Before I write this I want to assure you all that I am in no way trying to co-opt Mo’s tragedy and make it my own. I am not trying to make her pain about me and how it affects me. Mo’s is enduring a loss more devastating than I could ever imagine. My heart breaks for her but I know that my sorrow could never touch her own. Please know that in writing this I’m just trying to make sense of my own experience. I’m sorry if that offends anyone close to Mo. That is no my intent at all.
Last night I got a text from a very good friend, informing me of Mo’s loss. At first I was in shock. I texted back all the sentiments one would expect in a time like this but it hadn’t really hit me yet. Later, when I told Mi.Vida and he came over to hold me, the enormity of my friend’s loss hit me and I broke down into great, heaving sobs. You know, that kind of ugly crying that literally steals your breath and contorts your body beyond recognition.
The rest of the night I was in a daze, communicating with a few mutual friends of Mo’s, trying to determine what we could do to show our love and support. It’s so hard to know what to do when you feel so helpless, when you realize that ultimately you are so helpless and that there is not one thing you can do to actually ease your friend’s suffering.
Mi.Vida kept checking in on me, as I would randomly start crying here or there, for seemingly no reason at all. I could tell he was alternating between bewilderment, worry, and frustration. Before bed we talked a little bit about how both of us were feeling. I told him that I was heartsick, despondent, just so overwhelmingly sad for my friend. The magnitude of what she was losing, what she has already lost in her life, it’s just unfathomable. It’s so fucking unfair. I am afraid for her, for what she will have to endure. I can never know how it feels to lose what she has, simply contemplating it was more than I can bare. How will she possibly bare the reality of it?
Mi.Vida said he was worried about me. He didn’t want to see me taking on someone else’s grief. He didn’t want me giving into the fear that what was happening to her might happen to me one day. I understood his concern; he has seen me react poorly to the sad stories of many a blogger I hardly knew, he’s watched me internalize their tragedy and grief, twisting it into fear of the uncertainty of my own life.

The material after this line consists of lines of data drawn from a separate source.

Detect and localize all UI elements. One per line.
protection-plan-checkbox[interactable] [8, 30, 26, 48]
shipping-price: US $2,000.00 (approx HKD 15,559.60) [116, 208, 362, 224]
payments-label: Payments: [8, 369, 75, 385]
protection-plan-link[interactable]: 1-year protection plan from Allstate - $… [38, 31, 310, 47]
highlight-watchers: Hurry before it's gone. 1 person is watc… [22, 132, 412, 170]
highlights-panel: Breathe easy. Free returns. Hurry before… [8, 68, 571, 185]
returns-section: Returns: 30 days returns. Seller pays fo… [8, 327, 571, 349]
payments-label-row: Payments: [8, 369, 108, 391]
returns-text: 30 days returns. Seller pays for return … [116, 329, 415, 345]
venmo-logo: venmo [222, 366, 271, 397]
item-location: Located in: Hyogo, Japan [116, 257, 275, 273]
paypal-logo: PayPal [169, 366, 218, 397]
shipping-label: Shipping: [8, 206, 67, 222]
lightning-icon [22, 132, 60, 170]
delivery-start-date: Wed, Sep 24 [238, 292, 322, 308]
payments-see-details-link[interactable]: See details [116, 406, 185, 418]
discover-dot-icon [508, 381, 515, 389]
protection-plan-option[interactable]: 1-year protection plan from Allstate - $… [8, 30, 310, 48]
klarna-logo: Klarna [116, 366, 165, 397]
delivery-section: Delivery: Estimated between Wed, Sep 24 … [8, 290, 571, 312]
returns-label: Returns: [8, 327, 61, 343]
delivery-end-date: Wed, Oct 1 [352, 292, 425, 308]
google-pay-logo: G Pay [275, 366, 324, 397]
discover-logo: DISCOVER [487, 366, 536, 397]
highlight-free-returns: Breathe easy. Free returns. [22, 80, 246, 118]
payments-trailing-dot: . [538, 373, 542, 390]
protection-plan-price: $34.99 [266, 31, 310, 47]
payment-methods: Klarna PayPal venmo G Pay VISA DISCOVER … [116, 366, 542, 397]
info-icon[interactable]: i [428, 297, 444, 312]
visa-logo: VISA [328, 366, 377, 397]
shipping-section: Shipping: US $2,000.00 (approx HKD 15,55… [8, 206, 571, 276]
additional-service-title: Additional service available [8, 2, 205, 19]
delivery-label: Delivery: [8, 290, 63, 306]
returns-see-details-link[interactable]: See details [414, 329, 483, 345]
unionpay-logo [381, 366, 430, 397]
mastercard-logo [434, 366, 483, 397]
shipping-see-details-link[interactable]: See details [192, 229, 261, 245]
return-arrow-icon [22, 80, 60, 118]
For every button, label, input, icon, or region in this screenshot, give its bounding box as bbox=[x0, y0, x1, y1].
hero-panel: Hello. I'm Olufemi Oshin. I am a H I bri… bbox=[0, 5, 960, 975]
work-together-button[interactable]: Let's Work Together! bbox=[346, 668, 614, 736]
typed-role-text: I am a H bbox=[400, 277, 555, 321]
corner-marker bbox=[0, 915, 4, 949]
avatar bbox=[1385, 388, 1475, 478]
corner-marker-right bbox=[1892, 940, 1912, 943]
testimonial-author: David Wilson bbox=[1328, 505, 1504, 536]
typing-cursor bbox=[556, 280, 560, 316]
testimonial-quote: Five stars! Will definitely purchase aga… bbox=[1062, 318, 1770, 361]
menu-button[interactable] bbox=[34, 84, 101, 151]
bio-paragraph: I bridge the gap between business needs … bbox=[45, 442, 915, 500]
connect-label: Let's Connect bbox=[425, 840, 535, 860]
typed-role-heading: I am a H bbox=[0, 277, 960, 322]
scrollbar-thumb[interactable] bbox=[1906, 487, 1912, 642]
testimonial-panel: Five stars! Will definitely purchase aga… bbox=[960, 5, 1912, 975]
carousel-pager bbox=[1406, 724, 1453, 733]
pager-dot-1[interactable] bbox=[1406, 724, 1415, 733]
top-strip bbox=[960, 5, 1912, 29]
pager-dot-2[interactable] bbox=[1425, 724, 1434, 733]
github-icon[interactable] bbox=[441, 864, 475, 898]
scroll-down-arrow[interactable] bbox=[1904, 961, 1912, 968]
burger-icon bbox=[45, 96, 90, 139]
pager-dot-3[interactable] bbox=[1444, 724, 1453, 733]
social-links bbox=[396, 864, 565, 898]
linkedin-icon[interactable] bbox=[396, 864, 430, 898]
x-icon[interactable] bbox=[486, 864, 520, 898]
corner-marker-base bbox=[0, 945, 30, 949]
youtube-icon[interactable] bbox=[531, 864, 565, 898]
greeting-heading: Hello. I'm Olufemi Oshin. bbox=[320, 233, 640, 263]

I had a hard time convincing him that this was different. I wasn’t grieving for Mo because what happened to her might happen to me, I was grieving for Mo because she’s my friend and she is losing the most important thing in her life. She is losing something that just a week ago she acknowledged she could not survive losing. I am sad because a wonderful woman, who reached out to me when I felt the tendrils of depression grabbing hold of me again, who sent me Israeli chocolates to make me feel better, who accepted me and my feelings no matter what, is being made to endure a mother’s greatest nightmare, after already having done so three times before.
It isn’t about me, it’s about her, I tried to assure him.
The line between the two is very thin, he countered. I don’t think you realize.
Today I’ve walked around in a daze, unsure how to steady myself. I’m brittle to the touch, I snap easily and find myself staring into the unknowable distance. It’s not that I’m thinking constantly about Mo but the sadness is there, under the surface, always. I can tell Mi.Vida is becoming increasingly frustrated. We’ve talked more about whether or not my grief is appropriate. And if it is, does being a part of this community, which is welded together by loss and grief and struggle, ultimately offer enough light to make up for the darkness?
The truth is, sometimes I don’t know. What I do know is that my heart breaks for a woman I consider a friend, despite never having met her. What I do know is I am inspired by the love and support I see others willing, eager, desperate to give. What I do know is I feel honored to include my own efforts with theirs, to reach out to someone when she feels unreachable and alone.
What I do know is that the women in this community are stronger than I ever thought possible, that they persevere despite insurmountable odds, that they not only survive but thrive in the face of unimaginable loss. What I do know is that I’m incredibly proud to be a part of this community and that I am comforted knowing that they would be there for me if the unthinkable were to mark my own life.
How appropriate is the grief we feel for our fellow bloggers? Should there be a limit to that grief? Is the line between grieving for someone and making their grief our own as thin as Mi.Vida believes? If so, how do we stay on the right side of it? Is a community welded together by loss worth being a part of, or are the costs ultimately too high?